Documento estabelece que recursos excedentes podem ser utilizados em projetos além da compra e distribuição de kits de conversores digitais.

O Ministério da Ciência, Tecnologia, Inovações e Comunicações (MCTIC) publicou portaria que prevê uma destinação mais ampla para os recursos excedentes do processo de desligamento da TV analógica no Brasil. O documento, publicado nesta quarta-feira (31) no Diário Oficial da União, estabelece que os saldos remanescentes poderão ser utilizados em outros projetos aprovados pelo Gired (grupo responsável pela implantação da TV digital no país), além da compra e distribuição de kits de conversores digitais.

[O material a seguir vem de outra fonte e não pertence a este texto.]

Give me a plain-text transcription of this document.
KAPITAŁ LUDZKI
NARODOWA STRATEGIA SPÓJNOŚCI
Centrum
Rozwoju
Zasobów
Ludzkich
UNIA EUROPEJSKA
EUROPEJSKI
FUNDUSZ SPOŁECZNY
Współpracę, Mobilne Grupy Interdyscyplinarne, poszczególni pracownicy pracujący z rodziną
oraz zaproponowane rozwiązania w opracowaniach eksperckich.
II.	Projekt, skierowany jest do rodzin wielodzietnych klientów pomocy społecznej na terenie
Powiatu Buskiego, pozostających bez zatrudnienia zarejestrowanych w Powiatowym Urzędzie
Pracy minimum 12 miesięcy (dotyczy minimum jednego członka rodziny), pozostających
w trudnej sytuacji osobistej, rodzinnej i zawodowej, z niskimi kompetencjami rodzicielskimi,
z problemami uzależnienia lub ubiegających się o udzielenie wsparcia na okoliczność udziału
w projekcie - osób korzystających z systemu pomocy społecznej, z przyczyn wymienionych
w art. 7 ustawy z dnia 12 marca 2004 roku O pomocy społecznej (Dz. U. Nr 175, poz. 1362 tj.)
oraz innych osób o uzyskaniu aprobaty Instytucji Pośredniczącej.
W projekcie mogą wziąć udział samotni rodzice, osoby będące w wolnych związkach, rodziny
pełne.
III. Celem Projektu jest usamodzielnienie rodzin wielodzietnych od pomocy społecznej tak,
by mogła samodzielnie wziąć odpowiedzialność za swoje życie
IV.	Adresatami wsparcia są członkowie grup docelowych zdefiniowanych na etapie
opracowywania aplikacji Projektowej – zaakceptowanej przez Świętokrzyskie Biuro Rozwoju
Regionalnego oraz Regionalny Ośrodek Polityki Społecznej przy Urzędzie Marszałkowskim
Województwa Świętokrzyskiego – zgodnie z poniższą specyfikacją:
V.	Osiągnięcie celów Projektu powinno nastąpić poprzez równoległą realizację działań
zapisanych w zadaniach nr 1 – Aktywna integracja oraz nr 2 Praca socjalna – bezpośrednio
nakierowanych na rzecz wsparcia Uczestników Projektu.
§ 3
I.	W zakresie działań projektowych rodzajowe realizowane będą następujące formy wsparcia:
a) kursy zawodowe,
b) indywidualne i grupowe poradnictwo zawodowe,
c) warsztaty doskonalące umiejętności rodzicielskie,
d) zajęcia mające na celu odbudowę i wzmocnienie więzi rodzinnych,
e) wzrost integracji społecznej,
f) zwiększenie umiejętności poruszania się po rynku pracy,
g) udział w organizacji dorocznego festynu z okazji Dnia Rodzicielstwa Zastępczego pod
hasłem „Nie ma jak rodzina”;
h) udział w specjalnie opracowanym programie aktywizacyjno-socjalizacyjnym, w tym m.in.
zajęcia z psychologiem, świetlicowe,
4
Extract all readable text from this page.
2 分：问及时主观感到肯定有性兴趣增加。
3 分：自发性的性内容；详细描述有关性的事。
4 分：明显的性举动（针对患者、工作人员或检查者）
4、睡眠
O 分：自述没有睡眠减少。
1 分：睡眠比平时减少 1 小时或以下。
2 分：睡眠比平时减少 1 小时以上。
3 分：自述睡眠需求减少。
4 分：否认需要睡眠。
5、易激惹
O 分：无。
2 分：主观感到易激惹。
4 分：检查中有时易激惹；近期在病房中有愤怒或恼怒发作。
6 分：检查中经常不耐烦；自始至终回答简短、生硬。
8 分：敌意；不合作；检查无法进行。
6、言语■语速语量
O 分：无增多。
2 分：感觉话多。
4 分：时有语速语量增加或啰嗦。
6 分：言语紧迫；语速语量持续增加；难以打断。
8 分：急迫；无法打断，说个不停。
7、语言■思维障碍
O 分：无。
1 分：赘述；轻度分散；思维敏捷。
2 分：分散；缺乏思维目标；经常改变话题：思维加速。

Essas sobras serão utilizadas na próxima fase do processo de digitalização da TV, que vai se estender até 2023. A Portaria nº 5.643/2018 do MCTIC é uma atualização da Portaria nº 3.045/2018, publicada em junho, que estabelecia o uso dos recursos remanescentes somente para a compra e distribuição de kits de recepção digital para a população. O uso do saldo em outras ações é uma possibilidade prevista no edital de licitação da faixa de 700 MHz.

De acordo com o secretário de Radiodifusão do MCTIC, Moisés Moreira, o objetivo é possibilitar o uso dos recursos de uma forma mais ampla, dentro do processo de digitalização da TV. “Quando todos os kits digitais necessários já tiverem sido entregues, poderemos usar esse saldo para resolver outras questões que melhor viabilizem a implantação da TV digital no Brasil”, disse.

Atualmente, o Gired já conta com um grupo técnico para discutir a destinação do saldo remanescente. A equipe realiza discussões e conta com contribuições de representantes dos setores de radiodifusão e de operadoras de telefonia móvel.